Never before in state history, and rarely in American, have two Senate seats been open in the same year. It is a quirk caused by the election of Republican Sen. Pete Wilson as governor in November, which opened his Senate seat, and by the decision of Sen. Alan Cranston, for personal and political reasons, not to seek reelection.
Mr. Wilson appointed fellow Republican John Seymour, a former state legislator, to replace him. Because of state election laws, Mr. Seymour would have to face the voters next year as well as in 1994.
Two expensive elections in two years might seem enough to shoo away even the most ambitious politician. That likely won't be the case. Seymour already has one GOP challenger - US Rep. William Dannemeyer, an Orange County conservative.
His decision to take on Seymour sets up a clash between the conservative and moderate wings of the party, something that riles many GOP stalwarts. But most analysts say the challenge will only help the little-known Seymour: He will be forced to set up a statewide campaign organization earlier and will garner greater name recognition. Running against a conservative will also highlight his moderate views, the argument goes, aiding his general-election chances.
On the Democratic side, former San Francisco Mayor Dianne Feinstein, fresh from her surfboard-thin gubernatorial loss to Wilson, is seeking the ``short'' Senate seat. Her early announcement was designed to preempt the Democratic field. That may or may not work.
Her historic bid to become California's first woman governor gave her statewide campaign experience and generated widespread enthusiasm, not to mention a formidable donor's list. But so many Democrats are lining up for the other Senate seat that she seems likely to face competition.
Two prominent Democrats known to be thinking about a run for the Senate, but who haven't yet announced which seat they would seek, are state Controller Gray Davis and US Rep. Mel Levine of Los Angeles.

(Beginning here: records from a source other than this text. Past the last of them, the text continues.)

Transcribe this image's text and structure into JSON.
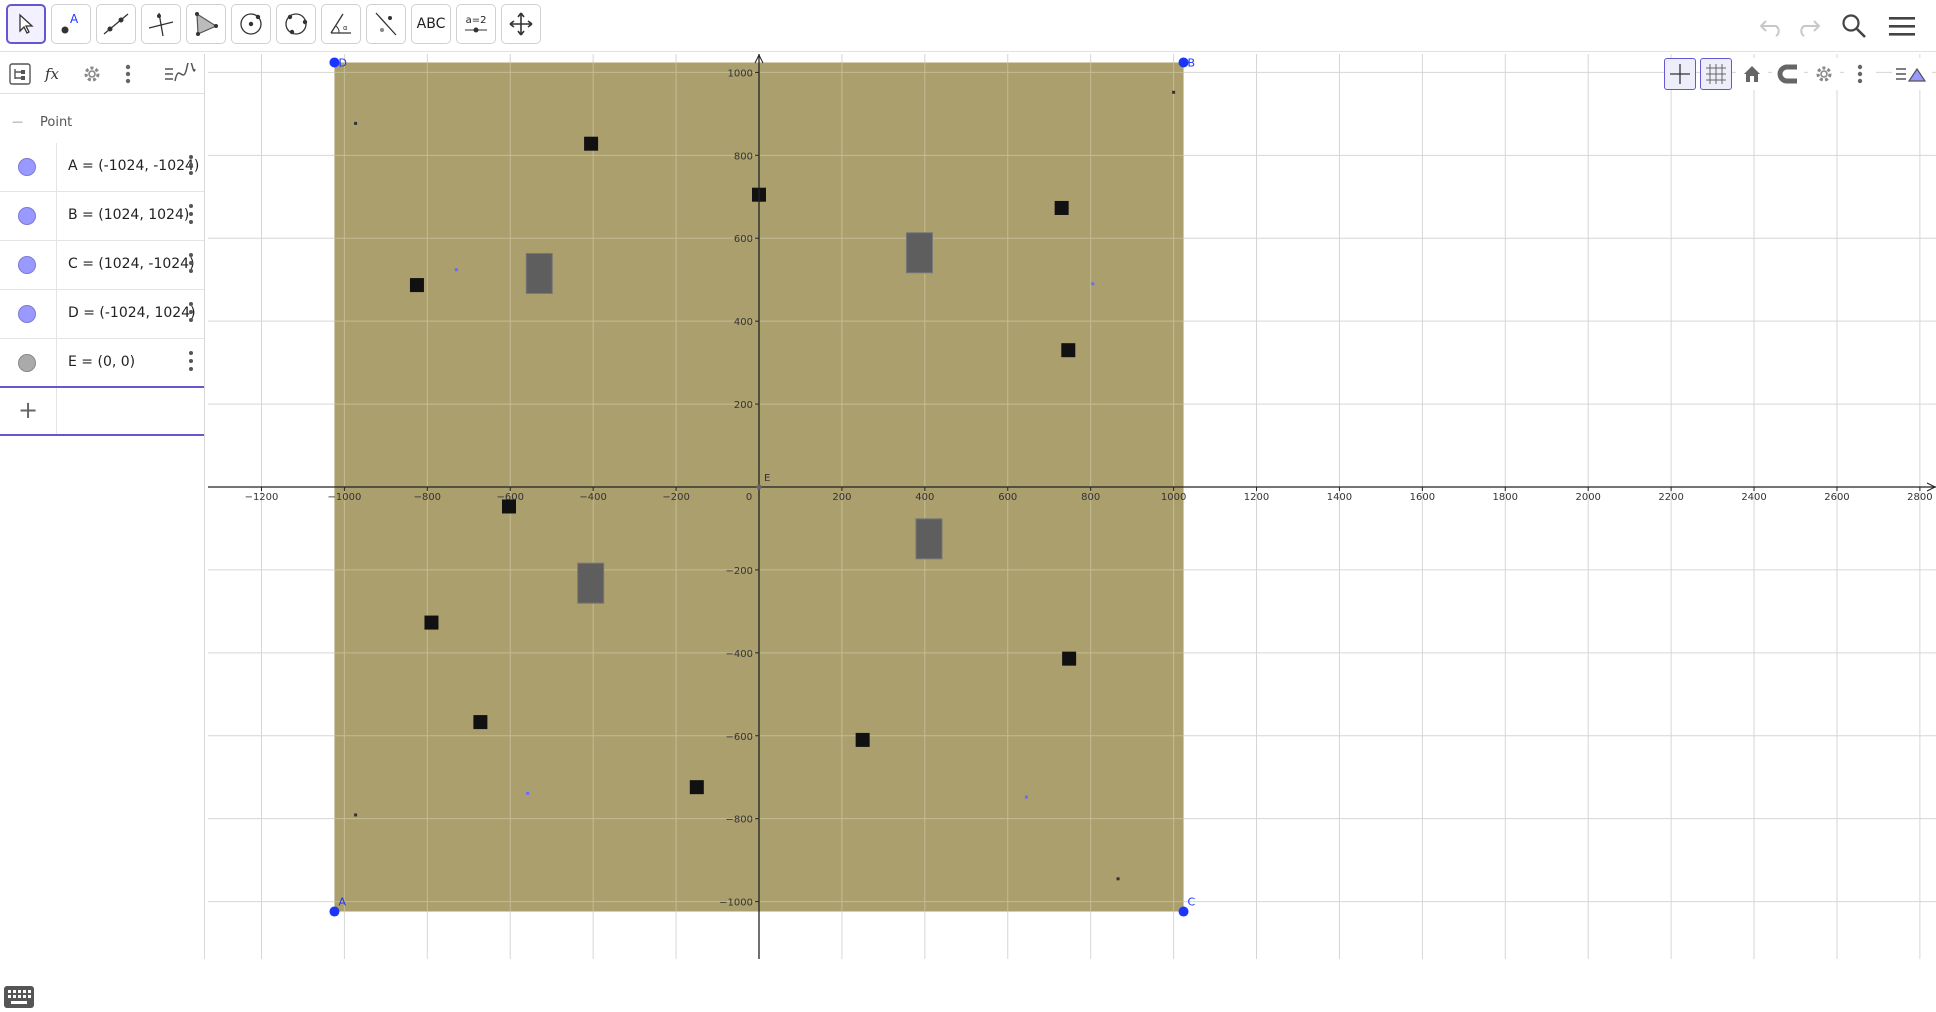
{
  "toolbar": {
    "tools": [
      {
        "name": "move-tool",
        "icon": "pointer-arrow-icon"
      },
      {
        "name": "point-tool",
        "icon": "point-icon",
        "letter": "A"
      },
      {
        "name": "line-tool",
        "icon": "line-icon"
      },
      {
        "name": "perpendicular-tool",
        "icon": "perpendicular-line-icon"
      },
      {
        "name": "polygon-tool",
        "icon": "polygon-icon"
      },
      {
        "name": "circle-tool",
        "icon": "circle-center-icon"
      },
      {
        "name": "circle-through-points-tool",
        "icon": "circle-three-points-icon"
      },
      {
        "name": "angle-tool",
        "icon": "angle-icon"
      },
      {
        "name": "reflect-tool",
        "icon": "reflect-line-icon"
      },
      {
        "name": "text-tool",
        "icon": "text-icon",
        "label": "ABC"
      },
      {
        "name": "slider-tool",
        "icon": "slider-icon",
        "label": "a=2"
      },
      {
        "name": "move-graphics-tool",
        "icon": "move-graphics-icon"
      }
    ],
    "active_tool": "move-tool",
    "right": {
      "undo": "undo-icon",
      "redo": "redo-icon",
      "search": "search-icon",
      "menu": "menu-icon"
    }
  },
  "algebra": {
    "header_icons": [
      "algebra-view-icon",
      "fx-icon",
      "gear-icon",
      "more-vertical-icon",
      "graph-style-icon"
    ],
    "group_label": "Point",
    "group_collapse": "—",
    "items": [
      {
        "formula": "A = (-1024, -1024)",
        "color": "#9999ff"
      },
      {
        "formula": "B = (1024, 1024)",
        "color": "#9999ff"
      },
      {
        "formula": "C = (1024, -1024)",
        "color": "#9999ff"
      },
      {
        "formula": "D = (-1024, 1024)",
        "color": "#9999ff"
      },
      {
        "formula": "E = (0, 0)",
        "color": "#aaaaaa"
      }
    ],
    "input_plus": "+",
    "keyboard_icon": "keyboard-icon"
  },
  "style_bar": {
    "icons": [
      "axes-icon",
      "grid-icon",
      "home-icon",
      "magnet-icon",
      "gear-icon",
      "more-vertical-icon",
      "graph-style-icon"
    ],
    "active": [
      "axes-icon",
      "grid-icon"
    ]
  },
  "graphics": {
    "x_ticks": [
      -1200,
      -1000,
      -800,
      -600,
      -400,
      -200,
      0,
      200,
      400,
      600,
      800,
      1000,
      1200,
      1400,
      1600,
      1800,
      2000,
      2200,
      2400,
      2600,
      2800
    ],
    "y_ticks": [
      1000,
      800,
      600,
      400,
      200,
      -200,
      -400,
      -600,
      -800,
      -1000
    ],
    "x_tick_labels": [
      "−1200",
      "−1000",
      "−800",
      "−600",
      "−400",
      "−200",
      "0",
      "200",
      "400",
      "600",
      "800",
      "1000",
      "1200",
      "1400",
      "1600",
      "1800",
      "2000",
      "2200",
      "2400",
      "2600",
      "2800"
    ],
    "y_tick_labels": [
      "1000",
      "800",
      "600",
      "400",
      "200",
      "−200",
      "−400",
      "−600",
      "−800",
      "−1000"
    ],
    "fill_color": "#ab9f6d",
    "points": [
      {
        "label": "A",
        "x": -1024,
        "y": -1024
      },
      {
        "label": "B",
        "x": 1024,
        "y": 1024
      },
      {
        "label": "C",
        "x": 1024,
        "y": -1024
      },
      {
        "label": "D",
        "x": -1024,
        "y": 1024
      },
      {
        "label": "E",
        "x": 0,
        "y": 0
      }
    ],
    "black_squares": [
      {
        "x": -405,
        "y": 828
      },
      {
        "x": 0,
        "y": 705
      },
      {
        "x": -825,
        "y": 487
      },
      {
        "x": 730,
        "y": 673
      },
      {
        "x": 746,
        "y": 330
      },
      {
        "x": -603,
        "y": -47
      },
      {
        "x": -790,
        "y": -327
      },
      {
        "x": -672,
        "y": -567
      },
      {
        "x": 250,
        "y": -610
      },
      {
        "x": -150,
        "y": -724
      },
      {
        "x": 748,
        "y": -414
      }
    ],
    "gray_rects": [
      {
        "x": -530,
        "y": 515
      },
      {
        "x": 387,
        "y": 565
      },
      {
        "x": 410,
        "y": -125
      },
      {
        "x": -406,
        "y": -232
      }
    ],
    "small_dots": [
      {
        "x": -973,
        "y": 877,
        "color": "#333333"
      },
      {
        "x": 1000,
        "y": 952,
        "color": "#333333"
      },
      {
        "x": -730,
        "y": 524,
        "color": "#6a6aff"
      },
      {
        "x": 805,
        "y": 490,
        "color": "#6a6aff"
      },
      {
        "x": -558,
        "y": -739,
        "color": "#6a6aff"
      },
      {
        "x": 645,
        "y": -748,
        "color": "#6a6aff"
      },
      {
        "x": -973,
        "y": -791,
        "color": "#333333"
      },
      {
        "x": 866,
        "y": -945,
        "color": "#333333"
      }
    ]
  }
}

``I think it is going to be a competitive primary,'' says Danny Goldberg, a Democratic activist. ``I don't think anyone will be given the seat.''
Four Democrats in race
Certainly no one will be given Mr. Cranston's seat. Already, four Democrats have announced intentions of inhabiting it: Lt. Gov. Leo McCarthy, US Reps. Robert Matsui of Sacramento and Barbara Boxer of San Francisco, and former Gov. Edmund (Jerry) Brown Jr. Mr. Brown, who has a habit of reinventing himself, has come up with a new persona for his bid. The man who most recently served as chairman of the state Democratic Party, with the task of raising large sums of money for the party, is casting himself a s a grass-roots populist who won't accept large campaign contributions.
In a crowded Democratic primary Brown would be a formidable candidate. But many analysts believe he would be trumped in a general election against a mainstream Republican. The GOP pines for a crack at him.

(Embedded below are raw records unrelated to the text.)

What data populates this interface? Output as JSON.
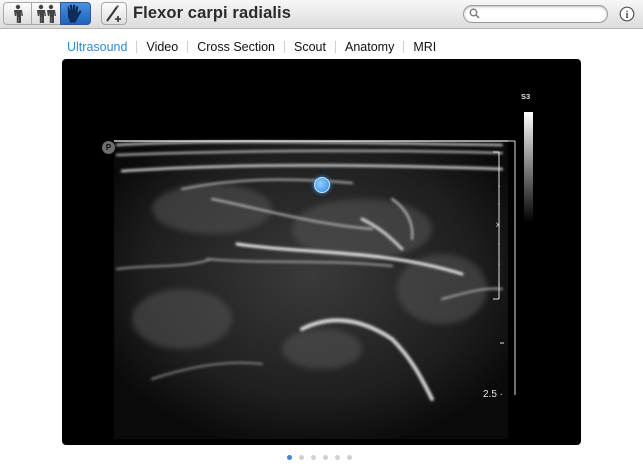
{
  "toolbar": {
    "view_buttons": [
      {
        "icon": "single-body-icon",
        "selected": false
      },
      {
        "icon": "front-back-body-icon",
        "selected": false
      },
      {
        "icon": "hand-icon",
        "selected": true
      }
    ],
    "draw_icon": "pencil-plus-icon",
    "title": "Flexor carpi radialis",
    "search": {
      "value": "",
      "placeholder": ""
    },
    "info_icon": "info-icon"
  },
  "tabs": [
    {
      "label": "Ultrasound",
      "active": true
    },
    {
      "label": "Video",
      "active": false
    },
    {
      "label": "Cross Section",
      "active": false
    },
    {
      "label": "Scout",
      "active": false
    },
    {
      "label": "Anatomy",
      "active": false
    },
    {
      "label": "MRI",
      "active": false
    }
  ],
  "image": {
    "probe_label": "S3",
    "marker_label": "P",
    "depth_label": "2.5"
  },
  "pager": {
    "count": 6,
    "current": 1
  },
  "colors": {
    "accent": "#2f8bd3",
    "hotspot": "#3b8ee6"
  }
}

``If he is the nominee, it will prove that God is a Republican,'' says GOP strategist Sal Russo.
Moderate Republicans mentioned as possible contenders include former US Reps. Ed Zschau and Rep. Tom Campbell of Palo Alto. Conservative names that surface: US Reps. David Dreier and Robert Dornan, and TV commentator Bruce Herschenson. Spending for the two Senate contests could top $100 million - a big amount even by California standards. Still, pollster Mervin Field says: ``There is always a new clump of financial trees to shake.''
In addition to the seven new US House seats that will be created by population growth, several others will likely be open because of retirements and other factors. The passage of a term-limit initiative last year has many state lawmakers looking to move up into these jobs.
If all this isn't enough, there will be the presidential campaign - for which there is early maneuvering going on. California Democrats, frustrated over the state's lack of influence in choosing a presidential nominee because of a late primary, are pushing a new idea: early caucuses.
The plan is to elect about one-third of the state's delegates at caucuses in March and most of the rest in the June primary.